Evrimsel Süreçte Türleşmeyi Gözleyemeyeceğimiz İddiası Tamamen Hatalı; Türlerin Evrimini Gözleyebiliyoruz!
Köpeklerdeki geniş çeşitliliğe bakarsanız, en küçük farklılıkların bile türün genel görünümünde ve davranışlarında çarpıcı değişikliklere yol açabileceğini görebilirsiniz. Fakat bu farklılıklara rağmen, tüm köpek çeşitleri hala birbirleriyle ve atalarıyla aynı türdendir. Öyleyse türler, nasıl ayrılıyor? Türleşmeye ne sebep oluyor? Türleşmenin gerçekleştiğine dair ne tür kanıtlara sahibiz?
Evrim karşıtları, çoğunlukla, bir türün ikiye ayrılışına daha önce kimsenin şahit olmadığı iddiasını tekrar edip duruyorlar.

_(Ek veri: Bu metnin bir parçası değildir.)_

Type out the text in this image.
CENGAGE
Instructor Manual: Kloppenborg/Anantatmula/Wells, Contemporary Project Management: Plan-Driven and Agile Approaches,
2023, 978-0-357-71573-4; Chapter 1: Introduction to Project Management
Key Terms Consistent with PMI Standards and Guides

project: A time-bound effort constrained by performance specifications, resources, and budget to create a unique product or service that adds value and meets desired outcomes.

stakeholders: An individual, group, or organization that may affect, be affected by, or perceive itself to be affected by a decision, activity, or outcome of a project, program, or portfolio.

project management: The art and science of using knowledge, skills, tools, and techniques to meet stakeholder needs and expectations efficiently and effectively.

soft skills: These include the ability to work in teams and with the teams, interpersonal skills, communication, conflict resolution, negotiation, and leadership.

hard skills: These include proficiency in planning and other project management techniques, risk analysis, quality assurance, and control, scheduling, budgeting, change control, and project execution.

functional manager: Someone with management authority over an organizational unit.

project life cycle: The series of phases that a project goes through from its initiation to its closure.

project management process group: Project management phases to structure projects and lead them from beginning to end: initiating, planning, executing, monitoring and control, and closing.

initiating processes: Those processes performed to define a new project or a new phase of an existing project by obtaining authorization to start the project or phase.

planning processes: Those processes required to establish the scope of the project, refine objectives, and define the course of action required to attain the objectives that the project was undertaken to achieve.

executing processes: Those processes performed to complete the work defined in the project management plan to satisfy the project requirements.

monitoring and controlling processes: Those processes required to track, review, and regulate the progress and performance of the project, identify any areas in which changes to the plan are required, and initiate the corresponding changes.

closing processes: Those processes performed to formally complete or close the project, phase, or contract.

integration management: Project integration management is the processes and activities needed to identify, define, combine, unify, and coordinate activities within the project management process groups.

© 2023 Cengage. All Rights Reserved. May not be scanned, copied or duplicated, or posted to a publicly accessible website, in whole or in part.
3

Ancak türlerin evrim hızını bizler belirleyemiyoruz; dolayısıyla türleşmenin yavaş olmasının suçlusu evrimsel biyoloji değil. Bir suçlu aranıyorsa, bu doğa yasaları olacaktır. Doğayı inceleyen evrimsel biyologlar, türlerin uzun vadede değiştiğini ve yepyeni türlere evrimleştiklerini keşfettiler. Dolayısıyla "türleşme" dediğimiz olgu, tanımı gereği yavaş gerçekleşen ve bizlerin ömrümüz içinde gözlememizin zor olduğu bir süreç. Bunu ömrümüz içinde gözlemenin zor olmasının evrime karşı bir argüman olduğunu iddia etmeye saman adam safsatası deniyor. Ama zaten türleşmenin gözlenmesinin imkânsız olduğu iddiası doğru da değil. Türlerin ayrılmasını kendi gözlerimizle gördük ve her gün türlerin farklılaştığını görmeye de devam ediyoruz.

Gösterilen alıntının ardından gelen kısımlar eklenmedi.